「そうなのか?それは少し興味があるな」
 若干弾んだ声と艶やかな眼差しが夜の空気に煌めいている。ポケットからスマホを出して検索した。
「この旅館ですね」
 施設案内という部分をタップした。
「本当だ……確かに似ているな」
 彼は祐樹との距離を詰めて来てくれるのがとても嬉しい。シトラス系のコロンがふわっと薫ってくるのもとても心が休まる。
「今夜は心臓外科学会が用意してくれたホテル泊まりだろう?」
 律儀で真面目な人が少し落胆したような声を漏らしている。
「宿泊費は支払い済みなのです、急患が出たことにしてチェックアウトをしても大丈夫ではないでしょうか?ああ、しかし問題が有りますね。此処(ここ)仙台から車で二時間半かかります。着く頃には夜中なのでチェックイン不可能です」
 最愛の人は祐樹の左手を細く長い指で掴んでいる。
「祐樹は今から行きたいのか?」
 彼の(ほう)から指を絡ませてきてくれた。
「愛する貴方が是非と仰るなら行きたいですね。しかし、そうでないならリベンジマッチと言いますか、またの機会で良いです。この旅館なら、チェックインの時間から館内をゆっくり回って、専用露天風呂とか、この美味しそうな料理を楽しみたいので、貴方と、ね」
 現実的に今からでは間に合わない。手を繋いだ最愛の人もそれは分かったのだろう、残念そうに頷くと周囲を見回した後に祐樹の肩に頭を載せてきた。

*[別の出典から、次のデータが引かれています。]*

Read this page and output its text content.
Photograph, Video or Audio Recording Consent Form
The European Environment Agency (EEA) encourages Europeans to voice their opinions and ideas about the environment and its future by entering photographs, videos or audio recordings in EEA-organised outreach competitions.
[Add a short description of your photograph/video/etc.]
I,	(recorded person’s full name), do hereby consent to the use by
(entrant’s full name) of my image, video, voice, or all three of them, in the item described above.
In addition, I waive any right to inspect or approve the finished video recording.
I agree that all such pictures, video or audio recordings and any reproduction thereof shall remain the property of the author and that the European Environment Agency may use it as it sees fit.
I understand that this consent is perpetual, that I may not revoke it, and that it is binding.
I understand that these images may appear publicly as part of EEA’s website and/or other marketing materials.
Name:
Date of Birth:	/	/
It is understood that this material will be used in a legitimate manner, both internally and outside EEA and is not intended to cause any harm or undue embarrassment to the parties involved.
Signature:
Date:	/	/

「あの屋上が史上最強の術師と現代最強が戦って損壊したのだな……アニメでは」
 感心したような涼やかな声が聞こえてきた。ちなみに祐樹が小児科のハロウィンの催し物でコスプレしたのが現代最強の呪術師だ。性格はともかく童顔かつ整った顔はよく似ていると自覚している。身長はやや足りないがアニメやゲームでは人間離れした身長や体形などはありがちなことなので誰も気に留めない。
「屋上だけではなくて、主人公が所属するオカルト研究会がある階も滅茶苦茶になっていましたよね。『呪い』は一般人に見えないらしいですが、損壊した建物は誰が見ても分かるでしょう。その修繕費用が何処(どこ)から出たのか気にしてしまいます」
 肩に載った彼の頭の重みが心地よい。彼の気遣いなのだろうか、頭全部の重みではなくて首に力を入れて肩への負荷を減らしてくれている点も愛おしい。

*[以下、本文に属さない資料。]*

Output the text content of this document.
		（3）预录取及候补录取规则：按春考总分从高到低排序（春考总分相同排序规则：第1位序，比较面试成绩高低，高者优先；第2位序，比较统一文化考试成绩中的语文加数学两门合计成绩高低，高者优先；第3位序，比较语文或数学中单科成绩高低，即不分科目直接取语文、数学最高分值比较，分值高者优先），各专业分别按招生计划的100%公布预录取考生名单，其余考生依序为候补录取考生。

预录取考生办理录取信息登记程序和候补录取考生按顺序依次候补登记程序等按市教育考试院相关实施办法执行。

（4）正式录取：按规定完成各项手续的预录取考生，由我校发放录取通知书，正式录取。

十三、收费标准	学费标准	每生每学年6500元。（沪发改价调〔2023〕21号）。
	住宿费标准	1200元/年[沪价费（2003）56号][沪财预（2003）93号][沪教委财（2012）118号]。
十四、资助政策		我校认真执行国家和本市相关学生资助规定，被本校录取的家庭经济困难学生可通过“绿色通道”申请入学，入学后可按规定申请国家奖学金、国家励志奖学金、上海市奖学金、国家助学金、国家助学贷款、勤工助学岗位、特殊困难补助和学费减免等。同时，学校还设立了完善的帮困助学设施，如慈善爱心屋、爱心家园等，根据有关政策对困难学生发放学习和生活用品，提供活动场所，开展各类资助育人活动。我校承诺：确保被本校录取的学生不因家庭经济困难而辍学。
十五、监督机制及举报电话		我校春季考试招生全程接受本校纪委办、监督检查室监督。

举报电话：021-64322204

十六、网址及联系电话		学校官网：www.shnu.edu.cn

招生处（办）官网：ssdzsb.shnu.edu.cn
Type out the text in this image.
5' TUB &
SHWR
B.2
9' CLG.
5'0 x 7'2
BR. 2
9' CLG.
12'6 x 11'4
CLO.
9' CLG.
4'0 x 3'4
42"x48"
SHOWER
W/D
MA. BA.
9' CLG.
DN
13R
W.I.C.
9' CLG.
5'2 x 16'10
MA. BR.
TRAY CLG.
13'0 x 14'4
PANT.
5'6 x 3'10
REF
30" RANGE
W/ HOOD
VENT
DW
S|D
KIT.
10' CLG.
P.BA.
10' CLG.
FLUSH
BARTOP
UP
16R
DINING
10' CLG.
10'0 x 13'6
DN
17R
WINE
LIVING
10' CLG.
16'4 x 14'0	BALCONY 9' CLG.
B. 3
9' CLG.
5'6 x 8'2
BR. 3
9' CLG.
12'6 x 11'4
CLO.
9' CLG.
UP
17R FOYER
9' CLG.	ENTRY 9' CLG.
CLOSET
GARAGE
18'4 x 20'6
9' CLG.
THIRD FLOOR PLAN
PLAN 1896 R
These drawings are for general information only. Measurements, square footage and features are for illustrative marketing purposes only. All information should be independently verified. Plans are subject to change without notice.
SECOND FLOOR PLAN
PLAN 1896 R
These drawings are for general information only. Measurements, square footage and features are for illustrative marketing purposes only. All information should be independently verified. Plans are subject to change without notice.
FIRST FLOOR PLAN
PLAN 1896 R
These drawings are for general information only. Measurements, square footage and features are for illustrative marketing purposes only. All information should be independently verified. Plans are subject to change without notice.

「『渋谷事変』で最終的に史上最強・最悪の呪術師が渋谷の街を更地にしただろう?あの時よりも被害は少ないだろうな。たかが高校一つと思わせてくれる……あのアニメを観ていると」
 祐樹が通った中学はさほど荒れていなかったが隣の中学は殺伐としていたと聞いていた。その中学では窓ガラスが割られただけで大騒ぎになったと聞いていた。その点高校の屋上及び部活の階が滅茶苦茶になったのだから被害は甚大なハズだ。

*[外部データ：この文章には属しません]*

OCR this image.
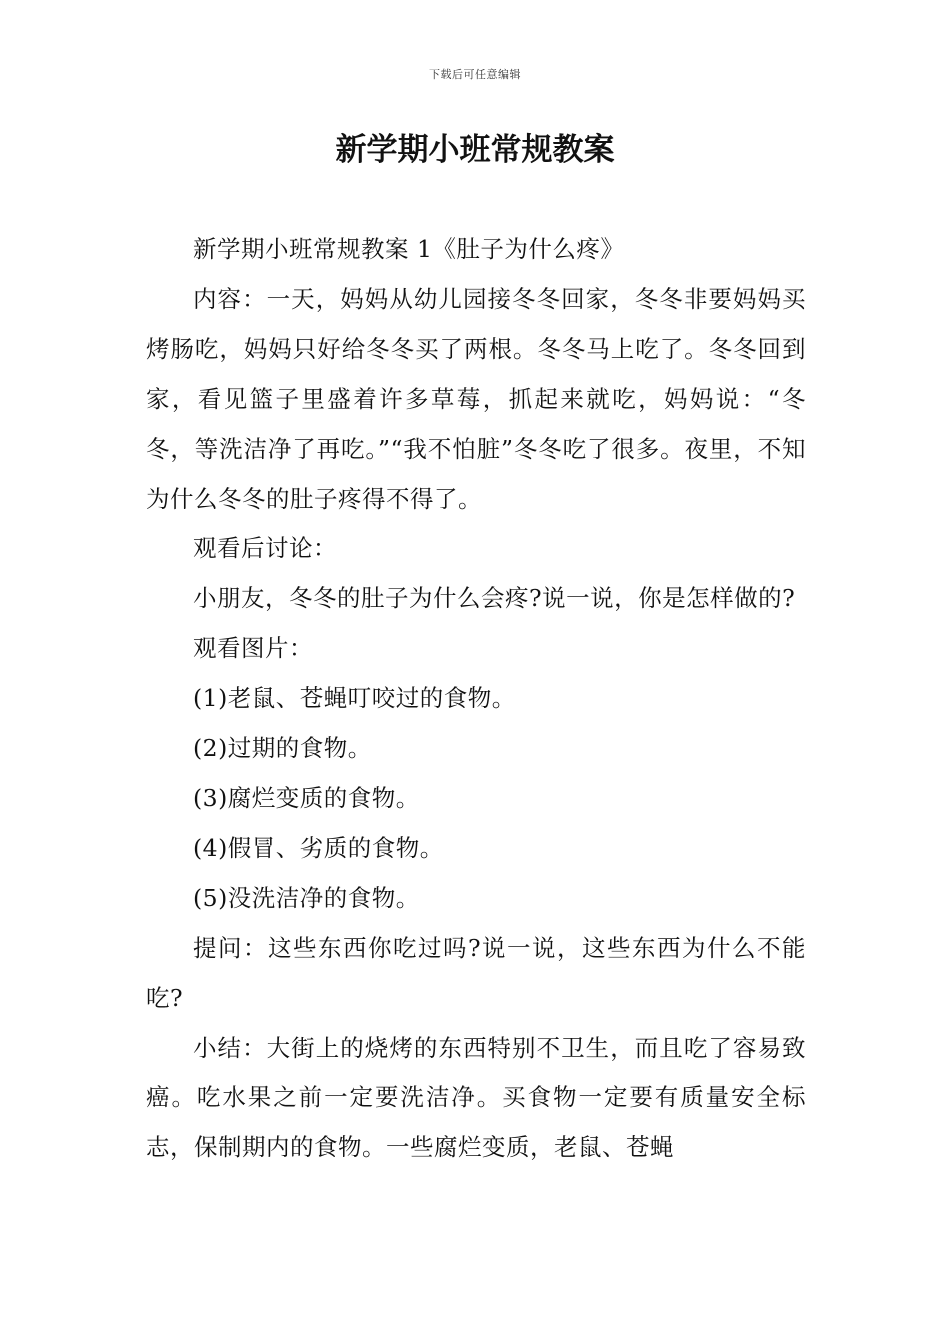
下载后可任意编辑
新学期小班常规教案

新学期小班常规教案 1《肚子为什么疼》

内容：一天，妈妈从幼儿园接冬冬回家，冬冬非要妈妈买烤肠吃，妈妈只好给冬冬买了两根。冬冬马上吃了。冬冬回到家，看见篮子里盛着许多草莓，抓起来就吃，妈妈说：“冬冬，等洗洁净了再吃。”“我不怕脏”冬冬吃了很多。夜里，不知为什么冬冬的肚子疼得不得了。

观看后讨论：

小朋友，冬冬的肚子为什么会疼?说一说，你是怎样做的?

观看图片：

(1)老鼠、苍蝇叮咬过的食物。

(2)过期的食物。

(3)腐烂变质的食物。

(4)假冒、劣质的食物。

(5)没洗洁净的食物。

提问：这些东西你吃过吗?说一说，这些东西为什么不能吃?

小结：大街上的烧烤的东西特别不卫生，而且吃了容易致癌。吃水果之前一定要洗洁净。买食物一定要有质量安全标志，保制期内的食物。一些腐烂变质，老鼠、苍蝇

「そうですね。呪術師の上層部は権力もお金も持っているらしいので何とか隠蔽(いんぺい)したのでしょう。ガス爆発とかそういう事故に見せかけて……。あのアニメでは特級呪具(じゅぐ)は驚きの億単位ですし、庶民とは金銭感覚が異なるみたいですからね。アニメ1期の最後の(ほう)で主人公達を一級術師に推薦してもらう報酬としてお金次第で融通が思いっきり利く女性の一級術師に2千万円もの大金を現代最強の呪術師がスマホで振り込んでいましたよね?あれって、限度額とかないのでしょうか?」
 祐樹はインターネットバンキングを利用していないのでスマホでの取引は全く分からない。しかしキャッシュカードの限度額は確か50万円のハズだ。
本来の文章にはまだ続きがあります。